Since I just got this in Twitter, it kind of hit a nerve
Furthermore I was not particularly nice to Bing earlier in the topic with my trollish remark and have been extremely pleasantly surprised by the amount of listening Bing staff are willing to do here.
Corporate consolidation is a HUGE problem
Like it or not, if you live in the US you are probably searching using either Google or Bing
If you are using:
Yahoo you are actually using Bing of Google behind it
DuckDuckGo you are using Yahoo which in turn uses Google or Bing
In the USA Bing is pretty much the only alternative to Google, shutting Bing out is basically handing the keys to Google and letting there be no competition.
Google crawl extremely well, there is a reason they do not trust stuff like Crawl-delay
, they know better, and they decided you don’t need this.
Bing on the other hand have algorithms that struggle extremely hard to detect how many new URLs a site has in a week (especially if there are a lot of canonicals), they hammer sites with HTTP requests struggling to find new content.

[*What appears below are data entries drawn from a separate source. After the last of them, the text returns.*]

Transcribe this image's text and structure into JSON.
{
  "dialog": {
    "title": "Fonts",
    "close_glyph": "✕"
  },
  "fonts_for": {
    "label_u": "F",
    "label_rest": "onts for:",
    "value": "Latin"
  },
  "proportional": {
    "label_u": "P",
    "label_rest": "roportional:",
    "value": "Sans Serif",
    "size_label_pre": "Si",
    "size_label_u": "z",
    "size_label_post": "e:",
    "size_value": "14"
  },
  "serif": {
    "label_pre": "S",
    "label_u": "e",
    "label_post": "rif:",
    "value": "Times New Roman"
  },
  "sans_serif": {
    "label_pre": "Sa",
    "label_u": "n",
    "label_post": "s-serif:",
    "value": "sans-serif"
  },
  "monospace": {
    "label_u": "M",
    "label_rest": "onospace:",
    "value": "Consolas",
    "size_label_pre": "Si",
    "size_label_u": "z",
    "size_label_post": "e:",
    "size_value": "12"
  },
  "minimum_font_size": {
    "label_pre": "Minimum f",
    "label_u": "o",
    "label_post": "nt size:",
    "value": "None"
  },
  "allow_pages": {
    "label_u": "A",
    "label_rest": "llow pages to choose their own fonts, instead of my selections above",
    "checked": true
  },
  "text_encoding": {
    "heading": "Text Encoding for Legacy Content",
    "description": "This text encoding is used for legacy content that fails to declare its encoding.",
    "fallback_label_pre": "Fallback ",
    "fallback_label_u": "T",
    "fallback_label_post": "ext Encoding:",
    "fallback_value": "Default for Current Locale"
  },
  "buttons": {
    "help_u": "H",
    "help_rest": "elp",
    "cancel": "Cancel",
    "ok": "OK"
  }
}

On a site with 2000 brand new URLs in one week, Bing will hit it with 180 thousand web requests when Google/Yandex/Baidu will get away with a few thousand. Note though that meta is not really a giant target for Yandex/Baidu so there is that.

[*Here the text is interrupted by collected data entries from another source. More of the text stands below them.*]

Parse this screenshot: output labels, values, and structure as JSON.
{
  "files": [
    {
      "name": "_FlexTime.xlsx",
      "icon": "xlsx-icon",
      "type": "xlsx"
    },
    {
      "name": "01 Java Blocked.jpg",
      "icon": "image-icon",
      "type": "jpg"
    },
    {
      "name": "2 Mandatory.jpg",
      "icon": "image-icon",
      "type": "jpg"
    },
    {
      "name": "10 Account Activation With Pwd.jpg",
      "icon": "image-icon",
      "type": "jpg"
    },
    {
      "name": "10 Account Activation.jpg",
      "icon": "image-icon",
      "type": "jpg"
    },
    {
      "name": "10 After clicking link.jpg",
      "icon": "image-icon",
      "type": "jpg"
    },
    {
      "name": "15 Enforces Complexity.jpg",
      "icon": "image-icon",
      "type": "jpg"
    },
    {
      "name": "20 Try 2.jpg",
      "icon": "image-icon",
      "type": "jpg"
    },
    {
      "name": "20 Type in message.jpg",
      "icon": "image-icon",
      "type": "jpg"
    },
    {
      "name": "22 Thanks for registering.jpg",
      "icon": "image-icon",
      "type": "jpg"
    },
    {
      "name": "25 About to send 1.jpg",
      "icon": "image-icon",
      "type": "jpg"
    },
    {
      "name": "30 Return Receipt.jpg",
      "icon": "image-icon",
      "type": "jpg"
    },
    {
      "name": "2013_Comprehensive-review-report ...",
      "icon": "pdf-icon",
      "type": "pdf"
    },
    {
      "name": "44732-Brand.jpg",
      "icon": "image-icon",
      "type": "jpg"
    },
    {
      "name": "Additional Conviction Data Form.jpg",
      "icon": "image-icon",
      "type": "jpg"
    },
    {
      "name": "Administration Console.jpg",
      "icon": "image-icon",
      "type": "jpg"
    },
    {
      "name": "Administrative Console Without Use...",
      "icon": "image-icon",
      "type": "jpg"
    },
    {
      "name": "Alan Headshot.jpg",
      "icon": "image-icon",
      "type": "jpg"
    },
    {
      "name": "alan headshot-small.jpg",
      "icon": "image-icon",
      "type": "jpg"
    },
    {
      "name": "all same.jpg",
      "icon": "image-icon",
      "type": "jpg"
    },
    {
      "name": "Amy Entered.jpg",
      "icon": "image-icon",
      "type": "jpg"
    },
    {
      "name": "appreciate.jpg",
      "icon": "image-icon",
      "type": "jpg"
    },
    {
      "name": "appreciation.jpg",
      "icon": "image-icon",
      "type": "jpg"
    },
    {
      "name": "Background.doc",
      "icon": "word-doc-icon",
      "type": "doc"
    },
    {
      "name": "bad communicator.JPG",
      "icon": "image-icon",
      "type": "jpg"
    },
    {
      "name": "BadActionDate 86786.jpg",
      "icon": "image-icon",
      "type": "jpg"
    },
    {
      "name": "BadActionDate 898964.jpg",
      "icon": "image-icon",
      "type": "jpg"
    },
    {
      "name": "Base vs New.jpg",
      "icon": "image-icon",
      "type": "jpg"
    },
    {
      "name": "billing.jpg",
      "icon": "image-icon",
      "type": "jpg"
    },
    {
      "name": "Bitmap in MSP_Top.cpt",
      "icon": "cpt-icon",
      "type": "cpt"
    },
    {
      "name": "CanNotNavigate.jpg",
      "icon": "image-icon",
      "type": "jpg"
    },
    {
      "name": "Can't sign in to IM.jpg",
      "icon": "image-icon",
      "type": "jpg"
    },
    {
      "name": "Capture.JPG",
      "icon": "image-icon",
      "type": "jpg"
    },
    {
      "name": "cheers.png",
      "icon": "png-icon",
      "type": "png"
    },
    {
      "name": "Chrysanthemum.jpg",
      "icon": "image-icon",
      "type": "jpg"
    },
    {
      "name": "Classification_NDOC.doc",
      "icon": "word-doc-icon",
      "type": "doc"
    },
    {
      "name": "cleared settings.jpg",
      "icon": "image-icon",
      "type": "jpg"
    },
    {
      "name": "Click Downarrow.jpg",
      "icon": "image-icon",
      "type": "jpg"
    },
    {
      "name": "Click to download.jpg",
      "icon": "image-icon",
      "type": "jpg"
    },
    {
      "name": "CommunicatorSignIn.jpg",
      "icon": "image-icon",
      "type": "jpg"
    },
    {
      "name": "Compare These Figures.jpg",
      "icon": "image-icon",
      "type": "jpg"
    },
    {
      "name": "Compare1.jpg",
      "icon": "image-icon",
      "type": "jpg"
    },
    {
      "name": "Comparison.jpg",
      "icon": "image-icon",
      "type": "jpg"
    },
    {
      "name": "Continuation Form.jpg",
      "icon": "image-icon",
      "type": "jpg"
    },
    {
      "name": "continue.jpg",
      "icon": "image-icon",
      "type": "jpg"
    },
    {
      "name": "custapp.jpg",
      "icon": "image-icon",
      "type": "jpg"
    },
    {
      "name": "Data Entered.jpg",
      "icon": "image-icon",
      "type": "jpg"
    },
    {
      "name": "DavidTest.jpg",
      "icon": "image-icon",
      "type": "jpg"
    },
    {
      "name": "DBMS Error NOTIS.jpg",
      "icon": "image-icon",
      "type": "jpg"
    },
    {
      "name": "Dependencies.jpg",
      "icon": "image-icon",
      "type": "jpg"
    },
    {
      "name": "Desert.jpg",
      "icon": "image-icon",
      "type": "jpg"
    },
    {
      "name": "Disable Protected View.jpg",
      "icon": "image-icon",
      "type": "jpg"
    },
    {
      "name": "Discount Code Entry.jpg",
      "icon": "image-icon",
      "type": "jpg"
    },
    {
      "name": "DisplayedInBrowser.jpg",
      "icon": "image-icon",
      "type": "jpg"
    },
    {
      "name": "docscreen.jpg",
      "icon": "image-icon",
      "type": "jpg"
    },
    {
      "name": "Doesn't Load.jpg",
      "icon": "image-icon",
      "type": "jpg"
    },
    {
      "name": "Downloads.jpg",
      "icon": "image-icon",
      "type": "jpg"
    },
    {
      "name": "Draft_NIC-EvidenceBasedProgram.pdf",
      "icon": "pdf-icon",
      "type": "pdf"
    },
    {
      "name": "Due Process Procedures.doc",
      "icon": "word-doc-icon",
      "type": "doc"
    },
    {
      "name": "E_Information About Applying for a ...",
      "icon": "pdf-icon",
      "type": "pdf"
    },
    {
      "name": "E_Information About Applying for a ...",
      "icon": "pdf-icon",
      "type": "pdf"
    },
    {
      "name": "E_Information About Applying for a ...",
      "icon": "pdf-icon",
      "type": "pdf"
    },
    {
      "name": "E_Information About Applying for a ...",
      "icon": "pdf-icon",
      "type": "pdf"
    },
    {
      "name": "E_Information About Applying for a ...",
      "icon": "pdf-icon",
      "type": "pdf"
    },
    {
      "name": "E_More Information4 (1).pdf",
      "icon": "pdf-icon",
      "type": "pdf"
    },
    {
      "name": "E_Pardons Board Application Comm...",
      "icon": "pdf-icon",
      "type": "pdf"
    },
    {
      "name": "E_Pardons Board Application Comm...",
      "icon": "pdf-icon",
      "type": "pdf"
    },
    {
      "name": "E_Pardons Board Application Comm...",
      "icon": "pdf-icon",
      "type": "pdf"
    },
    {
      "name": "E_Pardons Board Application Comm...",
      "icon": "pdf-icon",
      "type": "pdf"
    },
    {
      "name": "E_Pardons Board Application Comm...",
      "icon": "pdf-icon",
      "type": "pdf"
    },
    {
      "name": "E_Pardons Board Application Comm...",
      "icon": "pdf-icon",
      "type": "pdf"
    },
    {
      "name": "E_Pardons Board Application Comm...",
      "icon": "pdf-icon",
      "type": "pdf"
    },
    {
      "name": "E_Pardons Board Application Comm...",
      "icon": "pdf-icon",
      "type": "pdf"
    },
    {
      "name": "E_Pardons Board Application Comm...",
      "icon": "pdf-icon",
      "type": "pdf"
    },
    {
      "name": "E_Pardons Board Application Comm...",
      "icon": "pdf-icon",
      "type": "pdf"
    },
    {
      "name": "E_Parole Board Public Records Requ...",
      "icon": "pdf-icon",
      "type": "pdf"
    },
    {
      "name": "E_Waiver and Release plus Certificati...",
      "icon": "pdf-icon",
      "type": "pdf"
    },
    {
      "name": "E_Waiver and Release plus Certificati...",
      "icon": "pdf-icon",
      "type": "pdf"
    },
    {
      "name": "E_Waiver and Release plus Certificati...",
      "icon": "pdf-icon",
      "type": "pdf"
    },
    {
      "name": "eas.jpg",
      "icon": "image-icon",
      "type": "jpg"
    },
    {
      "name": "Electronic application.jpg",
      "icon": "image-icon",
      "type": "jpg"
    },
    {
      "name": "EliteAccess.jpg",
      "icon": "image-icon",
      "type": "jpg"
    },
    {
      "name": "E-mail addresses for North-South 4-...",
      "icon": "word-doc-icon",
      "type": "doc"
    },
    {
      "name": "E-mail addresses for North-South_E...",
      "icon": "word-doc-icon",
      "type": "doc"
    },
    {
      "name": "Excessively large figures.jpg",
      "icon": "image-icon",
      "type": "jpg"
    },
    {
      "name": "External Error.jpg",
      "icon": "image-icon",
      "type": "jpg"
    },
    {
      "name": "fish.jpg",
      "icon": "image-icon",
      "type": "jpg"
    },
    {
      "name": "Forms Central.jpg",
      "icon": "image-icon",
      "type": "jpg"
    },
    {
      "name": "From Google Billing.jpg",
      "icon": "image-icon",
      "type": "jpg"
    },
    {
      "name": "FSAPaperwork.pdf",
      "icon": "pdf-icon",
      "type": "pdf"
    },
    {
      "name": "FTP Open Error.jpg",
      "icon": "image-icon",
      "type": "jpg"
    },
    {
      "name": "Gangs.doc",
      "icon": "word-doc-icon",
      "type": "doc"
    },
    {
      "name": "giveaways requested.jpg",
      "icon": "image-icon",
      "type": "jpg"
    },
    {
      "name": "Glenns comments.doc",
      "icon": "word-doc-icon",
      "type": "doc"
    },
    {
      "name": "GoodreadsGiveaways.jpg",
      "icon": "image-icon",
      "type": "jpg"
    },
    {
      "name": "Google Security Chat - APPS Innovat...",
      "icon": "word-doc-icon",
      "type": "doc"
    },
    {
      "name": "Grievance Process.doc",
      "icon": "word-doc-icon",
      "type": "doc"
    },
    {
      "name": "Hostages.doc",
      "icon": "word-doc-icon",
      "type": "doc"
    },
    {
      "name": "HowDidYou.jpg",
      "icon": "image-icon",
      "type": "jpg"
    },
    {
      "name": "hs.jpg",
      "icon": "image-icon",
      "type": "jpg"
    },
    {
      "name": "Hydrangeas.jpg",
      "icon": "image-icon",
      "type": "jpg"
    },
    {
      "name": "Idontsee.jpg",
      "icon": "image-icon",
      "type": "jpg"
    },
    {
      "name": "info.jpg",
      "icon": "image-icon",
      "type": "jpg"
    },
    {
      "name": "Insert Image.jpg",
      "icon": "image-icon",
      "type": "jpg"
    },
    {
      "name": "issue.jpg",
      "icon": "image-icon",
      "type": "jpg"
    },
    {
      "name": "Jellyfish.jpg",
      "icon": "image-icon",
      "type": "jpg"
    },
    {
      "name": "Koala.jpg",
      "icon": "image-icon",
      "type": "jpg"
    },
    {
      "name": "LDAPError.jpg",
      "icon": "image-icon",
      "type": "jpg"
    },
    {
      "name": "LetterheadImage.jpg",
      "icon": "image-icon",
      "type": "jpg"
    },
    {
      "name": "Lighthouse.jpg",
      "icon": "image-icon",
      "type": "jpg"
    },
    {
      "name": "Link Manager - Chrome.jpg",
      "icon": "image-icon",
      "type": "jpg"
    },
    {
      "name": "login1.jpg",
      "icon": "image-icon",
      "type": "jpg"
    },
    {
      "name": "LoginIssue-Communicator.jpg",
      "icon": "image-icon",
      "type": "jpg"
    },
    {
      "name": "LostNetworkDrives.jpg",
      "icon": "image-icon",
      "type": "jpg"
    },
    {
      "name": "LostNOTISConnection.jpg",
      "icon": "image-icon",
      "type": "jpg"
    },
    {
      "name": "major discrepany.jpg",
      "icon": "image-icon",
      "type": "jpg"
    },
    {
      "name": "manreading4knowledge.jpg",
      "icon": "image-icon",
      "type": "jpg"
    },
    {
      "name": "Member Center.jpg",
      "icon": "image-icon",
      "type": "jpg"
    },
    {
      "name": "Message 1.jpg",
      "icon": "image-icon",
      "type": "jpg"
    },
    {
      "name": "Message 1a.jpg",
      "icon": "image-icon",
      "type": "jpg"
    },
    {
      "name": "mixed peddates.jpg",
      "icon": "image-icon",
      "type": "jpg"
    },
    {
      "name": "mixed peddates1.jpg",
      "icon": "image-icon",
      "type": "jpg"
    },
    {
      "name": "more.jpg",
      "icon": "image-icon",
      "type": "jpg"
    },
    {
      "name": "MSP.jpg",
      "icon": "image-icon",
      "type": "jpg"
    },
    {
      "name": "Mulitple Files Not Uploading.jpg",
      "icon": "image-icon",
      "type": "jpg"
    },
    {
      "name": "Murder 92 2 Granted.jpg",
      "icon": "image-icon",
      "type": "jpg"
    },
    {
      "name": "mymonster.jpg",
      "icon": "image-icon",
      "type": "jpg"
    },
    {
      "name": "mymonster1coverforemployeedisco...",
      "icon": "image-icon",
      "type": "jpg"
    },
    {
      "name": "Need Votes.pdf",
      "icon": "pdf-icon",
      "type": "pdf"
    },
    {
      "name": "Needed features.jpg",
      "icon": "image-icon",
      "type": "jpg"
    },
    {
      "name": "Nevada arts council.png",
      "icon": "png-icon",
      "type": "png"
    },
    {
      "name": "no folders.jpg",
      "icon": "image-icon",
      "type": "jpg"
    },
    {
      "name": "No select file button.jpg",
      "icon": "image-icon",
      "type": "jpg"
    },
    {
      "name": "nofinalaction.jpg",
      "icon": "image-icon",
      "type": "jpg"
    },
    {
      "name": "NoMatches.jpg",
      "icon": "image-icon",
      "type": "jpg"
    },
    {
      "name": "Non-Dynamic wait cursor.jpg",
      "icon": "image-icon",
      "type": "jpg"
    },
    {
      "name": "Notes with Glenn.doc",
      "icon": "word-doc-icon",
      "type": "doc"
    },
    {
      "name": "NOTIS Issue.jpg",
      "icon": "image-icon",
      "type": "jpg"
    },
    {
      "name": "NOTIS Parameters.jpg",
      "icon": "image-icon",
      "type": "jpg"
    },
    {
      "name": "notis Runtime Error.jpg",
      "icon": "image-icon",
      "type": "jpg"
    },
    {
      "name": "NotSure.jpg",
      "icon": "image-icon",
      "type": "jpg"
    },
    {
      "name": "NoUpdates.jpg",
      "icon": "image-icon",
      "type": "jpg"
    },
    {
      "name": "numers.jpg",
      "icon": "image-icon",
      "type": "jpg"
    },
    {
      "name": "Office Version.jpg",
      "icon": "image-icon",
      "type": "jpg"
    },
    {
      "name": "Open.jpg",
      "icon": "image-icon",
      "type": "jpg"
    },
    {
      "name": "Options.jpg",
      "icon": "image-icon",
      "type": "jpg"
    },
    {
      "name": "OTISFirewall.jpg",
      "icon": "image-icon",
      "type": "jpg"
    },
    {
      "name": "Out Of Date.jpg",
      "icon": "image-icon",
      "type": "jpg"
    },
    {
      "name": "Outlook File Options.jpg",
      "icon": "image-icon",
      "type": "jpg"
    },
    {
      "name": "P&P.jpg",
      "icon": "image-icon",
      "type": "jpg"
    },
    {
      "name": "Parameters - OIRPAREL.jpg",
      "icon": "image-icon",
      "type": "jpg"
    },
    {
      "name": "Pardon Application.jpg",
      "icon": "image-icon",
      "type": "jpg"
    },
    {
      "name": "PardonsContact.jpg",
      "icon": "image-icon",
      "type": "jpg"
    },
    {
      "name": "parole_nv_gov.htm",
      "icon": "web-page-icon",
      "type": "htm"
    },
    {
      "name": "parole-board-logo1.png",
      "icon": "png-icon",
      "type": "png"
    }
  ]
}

There are a few schools of thought of how to react to this big mess:
-
Kick up a giant political fuss hoping that Microsoft will listen and correct the bad crawling algorithm. We have some weight here cause we power a lot of sites and people do not usually touch defaults.
-
Make Discourse somehow friendlier to crawlers so crawlers can do less work to figure out the content.
-
Add Crawl-delay
to stop the bleeding (which leaves some big open questions)
-
Use an esoteric solution here like rate limiting by user agent, pick your poison of choice.
-
Do nothing.
We are doing a combination here.
So yes Peter from Twitter, we are kicking up a major fuss here. We do not do this often, but sometimes we have to.
We are kicking it up cause it impacts you and other people who search. There is an internal bug in Bing or some problem implementation that makes it hammer sites it should not be hammering. This is not isolated to Discourse.

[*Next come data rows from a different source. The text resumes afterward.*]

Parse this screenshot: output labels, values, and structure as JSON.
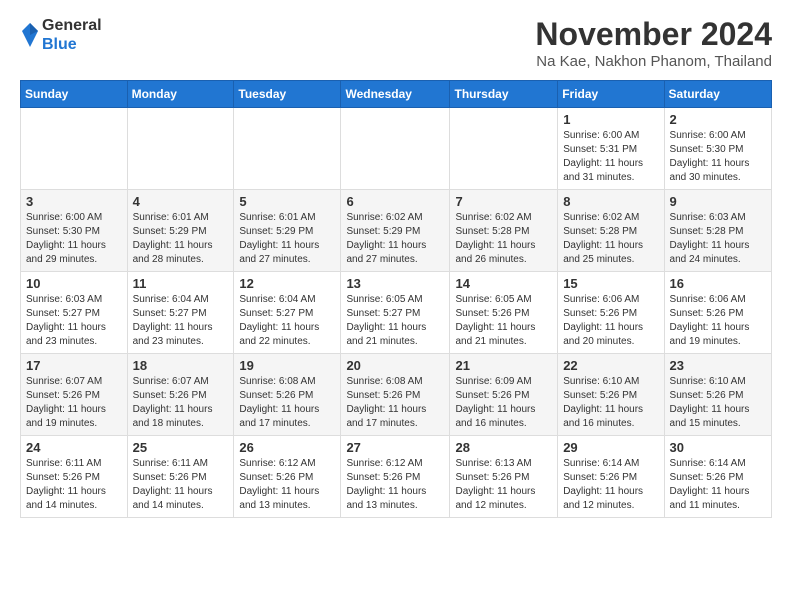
{
  "logo": {
    "general": "General",
    "blue": "Blue"
  },
  "header": {
    "month": "November 2024",
    "location": "Na Kae, Nakhon Phanom, Thailand"
  },
  "days_of_week": [
    "Sunday",
    "Monday",
    "Tuesday",
    "Wednesday",
    "Thursday",
    "Friday",
    "Saturday"
  ],
  "weeks": [
    [
      {
        "day": "",
        "info": ""
      },
      {
        "day": "",
        "info": ""
      },
      {
        "day": "",
        "info": ""
      },
      {
        "day": "",
        "info": ""
      },
      {
        "day": "",
        "info": ""
      },
      {
        "day": "1",
        "info": "Sunrise: 6:00 AM\nSunset: 5:31 PM\nDaylight: 11 hours and 31 minutes."
      },
      {
        "day": "2",
        "info": "Sunrise: 6:00 AM\nSunset: 5:30 PM\nDaylight: 11 hours and 30 minutes."
      }
    ],
    [
      {
        "day": "3",
        "info": "Sunrise: 6:00 AM\nSunset: 5:30 PM\nDaylight: 11 hours and 29 minutes."
      },
      {
        "day": "4",
        "info": "Sunrise: 6:01 AM\nSunset: 5:29 PM\nDaylight: 11 hours and 28 minutes."
      },
      {
        "day": "5",
        "info": "Sunrise: 6:01 AM\nSunset: 5:29 PM\nDaylight: 11 hours and 27 minutes."
      },
      {
        "day": "6",
        "info": "Sunrise: 6:02 AM\nSunset: 5:29 PM\nDaylight: 11 hours and 27 minutes."
      },
      {
        "day": "7",
        "info": "Sunrise: 6:02 AM\nSunset: 5:28 PM\nDaylight: 11 hours and 26 minutes."
      },
      {
        "day": "8",
        "info": "Sunrise: 6:02 AM\nSunset: 5:28 PM\nDaylight: 11 hours and 25 minutes."
      },
      {
        "day": "9",
        "info": "Sunrise: 6:03 AM\nSunset: 5:28 PM\nDaylight: 11 hours and 24 minutes."
      }
    ],
    [
      {
        "day": "10",
        "info": "Sunrise: 6:03 AM\nSunset: 5:27 PM\nDaylight: 11 hours and 23 minutes."
      },
      {
        "day": "11",
        "info": "Sunrise: 6:04 AM\nSunset: 5:27 PM\nDaylight: 11 hours and 23 minutes."
      },
      {
        "day": "12",
        "info": "Sunrise: 6:04 AM\nSunset: 5:27 PM\nDaylight: 11 hours and 22 minutes."
      },
      {
        "day": "13",
        "info": "Sunrise: 6:05 AM\nSunset: 5:27 PM\nDaylight: 11 hours and 21 minutes."
      },
      {
        "day": "14",
        "info": "Sunrise: 6:05 AM\nSunset: 5:26 PM\nDaylight: 11 hours and 21 minutes."
      },
      {
        "day": "15",
        "info": "Sunrise: 6:06 AM\nSunset: 5:26 PM\nDaylight: 11 hours and 20 minutes."
      },
      {
        "day": "16",
        "info": "Sunrise: 6:06 AM\nSunset: 5:26 PM\nDaylight: 11 hours and 19 minutes."
      }
    ],
    [
      {
        "day": "17",
        "info": "Sunrise: 6:07 AM\nSunset: 5:26 PM\nDaylight: 11 hours and 19 minutes."
      },
      {
        "day": "18",
        "info": "Sunrise: 6:07 AM\nSunset: 5:26 PM\nDaylight: 11 hours and 18 minutes."
      },
      {
        "day": "19",
        "info": "Sunrise: 6:08 AM\nSunset: 5:26 PM\nDaylight: 11 hours and 17 minutes."
      },
      {
        "day": "20",
        "info": "Sunrise: 6:08 AM\nSunset: 5:26 PM\nDaylight: 11 hours and 17 minutes."
      },
      {
        "day": "21",
        "info": "Sunrise: 6:09 AM\nSunset: 5:26 PM\nDaylight: 11 hours and 16 minutes."
      },
      {
        "day": "22",
        "info": "Sunrise: 6:10 AM\nSunset: 5:26 PM\nDaylight: 11 hours and 16 minutes."
      },
      {
        "day": "23",
        "info": "Sunrise: 6:10 AM\nSunset: 5:26 PM\nDaylight: 11 hours and 15 minutes."
      }
    ],
    [
      {
        "day": "24",
        "info": "Sunrise: 6:11 AM\nSunset: 5:26 PM\nDaylight: 11 hours and 14 minutes."
      },
      {
        "day": "25",
        "info": "Sunrise: 6:11 AM\nSunset: 5:26 PM\nDaylight: 11 hours and 14 minutes."
      },
      {
        "day": "26",
        "info": "Sunrise: 6:12 AM\nSunset: 5:26 PM\nDaylight: 11 hours and 13 minutes."
      },
      {
        "day": "27",
        "info": "Sunrise: 6:12 AM\nSunset: 5:26 PM\nDaylight: 11 hours and 13 minutes."
      },
      {
        "day": "28",
        "info": "Sunrise: 6:13 AM\nSunset: 5:26 PM\nDaylight: 11 hours and 12 minutes."
      },
      {
        "day": "29",
        "info": "Sunrise: 6:14 AM\nSunset: 5:26 PM\nDaylight: 11 hours and 12 minutes."
      },
      {
        "day": "30",
        "info": "Sunrise: 6:14 AM\nSunset: 5:26 PM\nDaylight: 11 hours and 11 minutes."
      }
    ]
  ]
}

I think it is quite toxic to have the approach of “it’s just a request a second, chillax and fix your framework”. Something is ill here, very ill and it should be corrected in Bing.
I am still on the fence on whether adding Crawl-delay
while working through this with Microsoft is better than outright banning, we are discussing this internally. The upside of crawl delay is that Microsoft respect it and it will cut down on traffic, the downside is that they somehow think they need 180k requests, cutting it down to a reasonable 18k requests has no guarantees it will pick the right URLs to crawl, odds are it will not but who knows.
In the meantime we are working closely with Microsoft to see if they can correct this. We are also experimenting to see what kind of impact adding a sitemap has on this problem algorithm.